The idea is that the transactions made under the segwit format would become an eventual prize pot for hackers to steal (well, in this case it would be miners), so we would be under a DAO-type disaster but instead of ETH stuck in some exploitable smart contract, it would be the BTC in all the segwit addresses (that is what I understand as a non-coder)
My question is: If Peter Wuille, Gmaxwell, Luke Dash Jr, Adam Back, Eric Lombrozo, TheBlueMatt, and the list goes on and on, of people that have either contributed or publicly supported segwit, either don't know that this can happen or know that it will happen and ignore it, it seems like they are all a bunch of kamikazes ready to ruin their reputation pretty much for life. The question is obviously: Why?

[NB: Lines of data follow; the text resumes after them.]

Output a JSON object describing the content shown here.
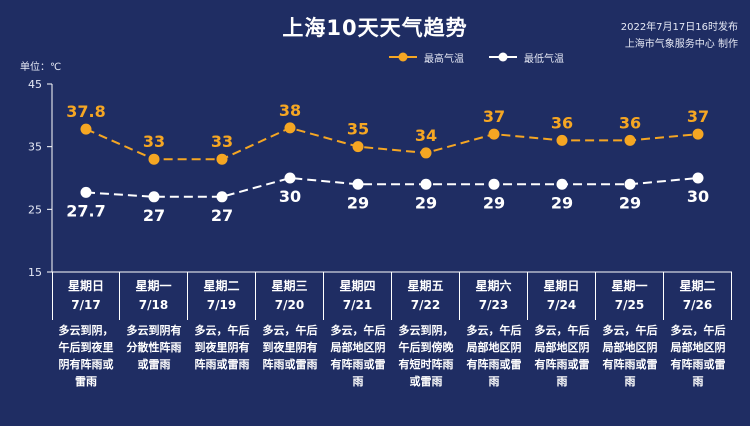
{
  "header": {
    "title": "上海10天天气趋势",
    "publish_time": "2022年7月17日16时发布",
    "producer": "上海市气象服务中心 制作"
  },
  "colors": {
    "background": "#1f2d63",
    "high_series": "#f5a623",
    "low_series": "#ffffff",
    "axis": "#ffffff"
  },
  "chart_data": {
    "type": "line",
    "ylabel": "单位：℃",
    "ylim": [
      15,
      45
    ],
    "yticks": [
      45,
      35,
      25,
      15
    ],
    "grid": false,
    "legend_position": "top-right",
    "categories": [
      {
        "weekday": "星期日",
        "date": "7/17"
      },
      {
        "weekday": "星期一",
        "date": "7/18"
      },
      {
        "weekday": "星期二",
        "date": "7/19"
      },
      {
        "weekday": "星期三",
        "date": "7/20"
      },
      {
        "weekday": "星期四",
        "date": "7/21"
      },
      {
        "weekday": "星期五",
        "date": "7/22"
      },
      {
        "weekday": "星期六",
        "date": "7/23"
      },
      {
        "weekday": "星期日",
        "date": "7/24"
      },
      {
        "weekday": "星期一",
        "date": "7/25"
      },
      {
        "weekday": "星期二",
        "date": "7/26"
      }
    ],
    "series": [
      {
        "name": "最高气温",
        "values": [
          37.8,
          33,
          33,
          38,
          35,
          34,
          37,
          36,
          36,
          37
        ],
        "labels": [
          "37.8",
          "33",
          "33",
          "38",
          "35",
          "34",
          "37",
          "36",
          "36",
          "37"
        ]
      },
      {
        "name": "最低气温",
        "values": [
          27.7,
          27,
          27,
          30,
          29,
          29,
          29,
          29,
          29,
          30
        ],
        "labels": [
          "27.7",
          "27",
          "27",
          "30",
          "29",
          "29",
          "29",
          "29",
          "29",
          "30"
        ]
      }
    ],
    "descriptions": [
      "多云到阴，午后到夜里阴有阵雨或雷雨",
      "多云到阴有分散性阵雨或雷雨",
      "多云，午后到夜里阴有阵雨或雷雨",
      "多云，午后到夜里阴有阵雨或雷雨",
      "多云，午后局部地区阴有阵雨或雷雨",
      "多云到阴，午后到傍晚有短时阵雨或雷雨",
      "多云，午后局部地区阴有阵雨或雷雨",
      "多云，午后局部地区阴有阵雨或雷雨",
      "多云，午后局部地区阴有阵雨或雷雨",
      "多云，午后局部地区阴有阵雨或雷雨"
    ]
  }
}
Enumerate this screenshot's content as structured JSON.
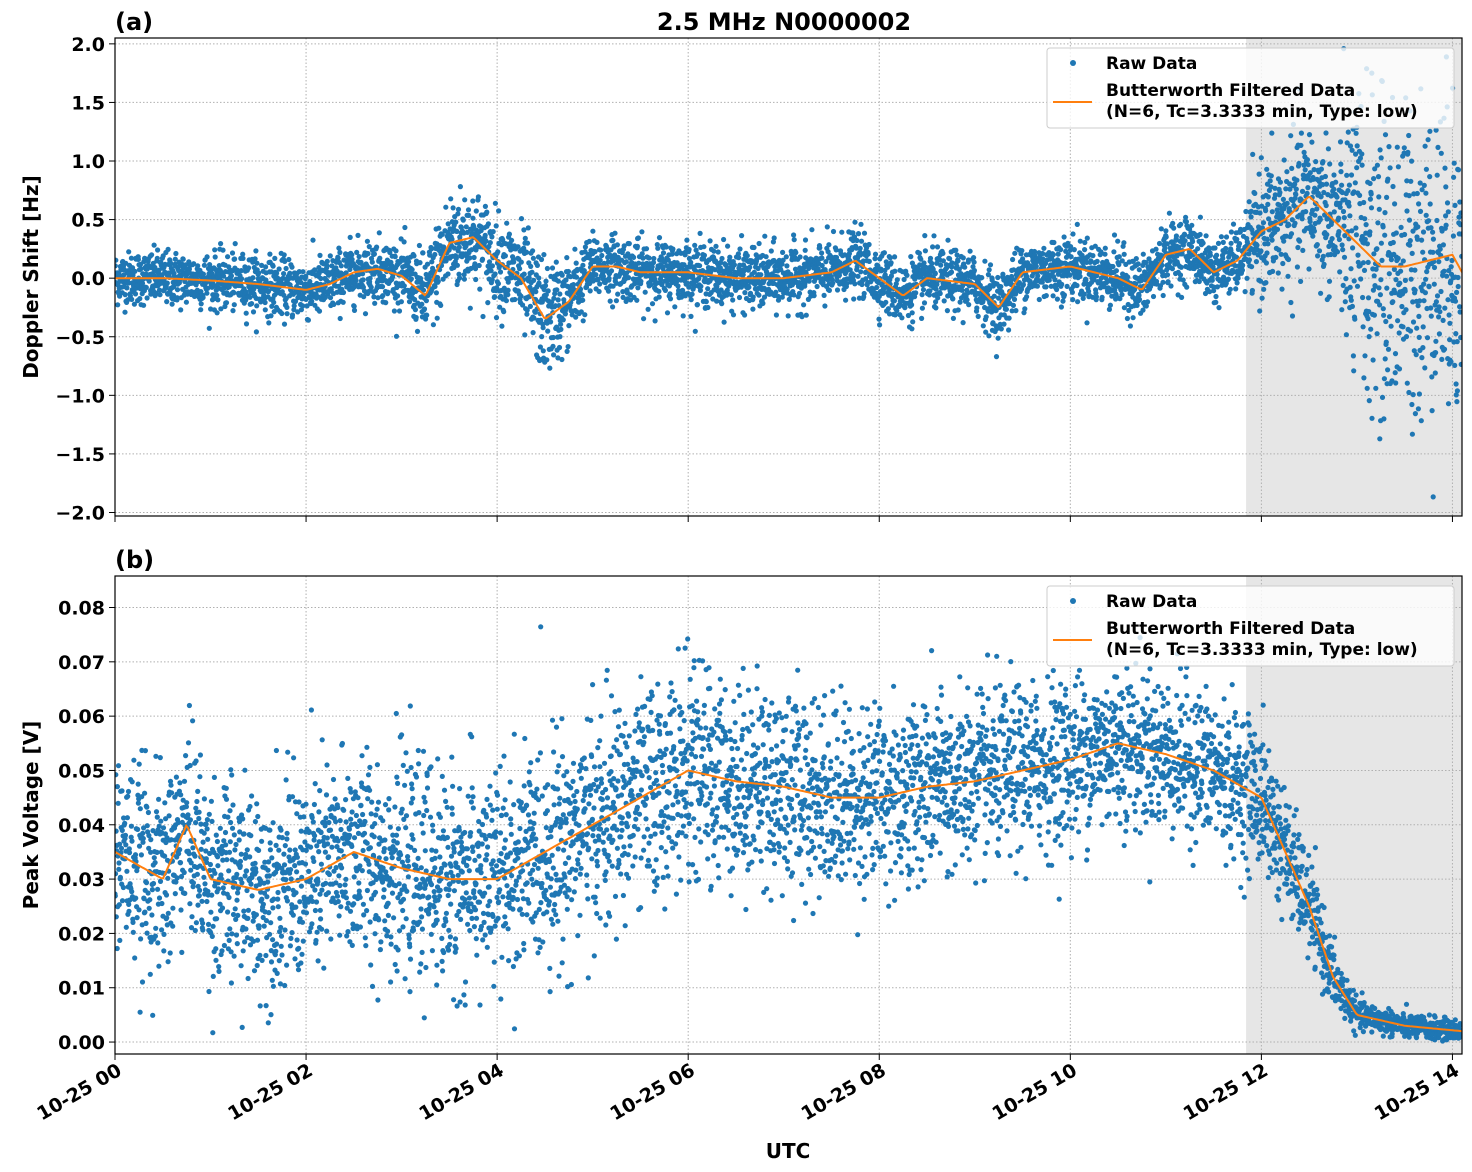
{
  "chart_data": [
    {
      "type": "scatter",
      "panel_label": "(a)",
      "title": "2.5 MHz N0000002",
      "xlabel": "",
      "ylabel": "Doppler Shift [Hz]",
      "xlim_hours": [
        0,
        14.1
      ],
      "ylim": [
        -2.03,
        2.05
      ],
      "yticks": [
        -2.0,
        -1.5,
        -1.0,
        -0.5,
        0.0,
        0.5,
        1.0,
        1.5,
        2.0
      ],
      "ytick_labels": [
        "−2.0",
        "−1.5",
        "−1.0",
        "−0.5",
        "0.0",
        "0.5",
        "1.0",
        "1.5",
        "2.0"
      ],
      "shaded_region_hours": [
        11.84,
        14.1
      ],
      "legend": {
        "placement": "top-right",
        "raw": "Raw Data",
        "filtered_line1": "Butterworth Filtered Data",
        "filtered_line2": "(N=6, Tc=3.3333 min, Type: low)"
      },
      "filtered": {
        "x": [
          0,
          0.5,
          1,
          1.5,
          2,
          2.25,
          2.5,
          2.75,
          3,
          3.25,
          3.5,
          3.75,
          4,
          4.25,
          4.5,
          4.75,
          5,
          5.25,
          5.5,
          6,
          6.5,
          7,
          7.5,
          7.75,
          8,
          8.25,
          8.5,
          9,
          9.25,
          9.5,
          10,
          10.25,
          10.5,
          10.75,
          11,
          11.25,
          11.5,
          11.75,
          12,
          12.25,
          12.5,
          12.75,
          13,
          13.25,
          13.5,
          13.75,
          14,
          14.1
        ],
        "y": [
          0,
          0,
          -0.02,
          -0.05,
          -0.1,
          -0.05,
          0.05,
          0.08,
          0.02,
          -0.15,
          0.3,
          0.35,
          0.15,
          0,
          -0.35,
          -0.2,
          0.1,
          0.1,
          0.05,
          0.05,
          0,
          0,
          0.05,
          0.15,
          0,
          -0.15,
          0,
          -0.05,
          -0.25,
          0.05,
          0.1,
          0.05,
          0,
          -0.1,
          0.2,
          0.25,
          0.05,
          0.15,
          0.4,
          0.5,
          0.7,
          0.5,
          0.3,
          0.1,
          0.1,
          0.15,
          0.2,
          0.05
        ]
      },
      "raw_spread": {
        "x": [
          0,
          3,
          3.5,
          4,
          4.5,
          5,
          11.8,
          12,
          12.8,
          13,
          14.1
        ],
        "sd": [
          0.1,
          0.12,
          0.2,
          0.18,
          0.22,
          0.12,
          0.12,
          0.25,
          0.3,
          0.6,
          0.6
        ]
      }
    },
    {
      "type": "scatter",
      "panel_label": "(b)",
      "xlabel": "UTC",
      "ylabel": "Peak Voltage [V]",
      "xlim_hours": [
        0,
        14.1
      ],
      "ylim": [
        -0.0022,
        0.0858
      ],
      "yticks": [
        0,
        0.01,
        0.02,
        0.03,
        0.04,
        0.05,
        0.06,
        0.07,
        0.08
      ],
      "ytick_labels": [
        "0.00",
        "0.01",
        "0.02",
        "0.03",
        "0.04",
        "0.05",
        "0.06",
        "0.07",
        "0.08"
      ],
      "xticks_hours": [
        0,
        2,
        4,
        6,
        8,
        10,
        12,
        14
      ],
      "xtick_labels": [
        "10-25 00",
        "10-25 02",
        "10-25 04",
        "10-25 06",
        "10-25 08",
        "10-25 10",
        "10-25 12",
        "10-25 14"
      ],
      "shaded_region_hours": [
        11.84,
        14.1
      ],
      "legend": {
        "placement": "top-right",
        "raw": "Raw Data",
        "filtered_line1": "Butterworth Filtered Data",
        "filtered_line2": "(N=6, Tc=3.3333 min, Type: low)"
      },
      "filtered": {
        "x": [
          0,
          0.5,
          0.75,
          1,
          1.5,
          2,
          2.5,
          3,
          3.5,
          4,
          4.5,
          5,
          5.5,
          6,
          6.5,
          7,
          7.5,
          8,
          8.5,
          9,
          9.5,
          10,
          10.5,
          11,
          11.5,
          12,
          12.25,
          12.5,
          12.75,
          13,
          13.5,
          14.1
        ],
        "y": [
          0.035,
          0.03,
          0.04,
          0.03,
          0.028,
          0.03,
          0.035,
          0.032,
          0.03,
          0.03,
          0.035,
          0.04,
          0.045,
          0.05,
          0.048,
          0.047,
          0.045,
          0.045,
          0.047,
          0.048,
          0.05,
          0.052,
          0.055,
          0.053,
          0.05,
          0.045,
          0.035,
          0.025,
          0.012,
          0.005,
          0.003,
          0.002
        ]
      },
      "raw_spread": {
        "x": [
          0,
          5,
          12,
          12.5,
          13,
          14.1
        ],
        "sd": [
          0.008,
          0.009,
          0.006,
          0.004,
          0.0012,
          0.0008
        ]
      }
    }
  ]
}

And I don't believe for a second none of them are aware of the potential disaster described by anonymint, so why are they ignoring it? Maybe they consider it only a theoretical risk that can never happen in practice? It just seems strange to me, that all of them are willing to gamble with their reputation, hoping that nothing goes wrong.
This problem has been pointed out to core devs almost since SegWit was A Thing. They acknowledge that it is technically possible, but they ridicule any notion that it is a practical risk. I believe they are gravely mistaken. The risk is unacceptable. While perhaps small initially, the risk grows unboundedly with the cumulative UTXO ever used in segwit transactions.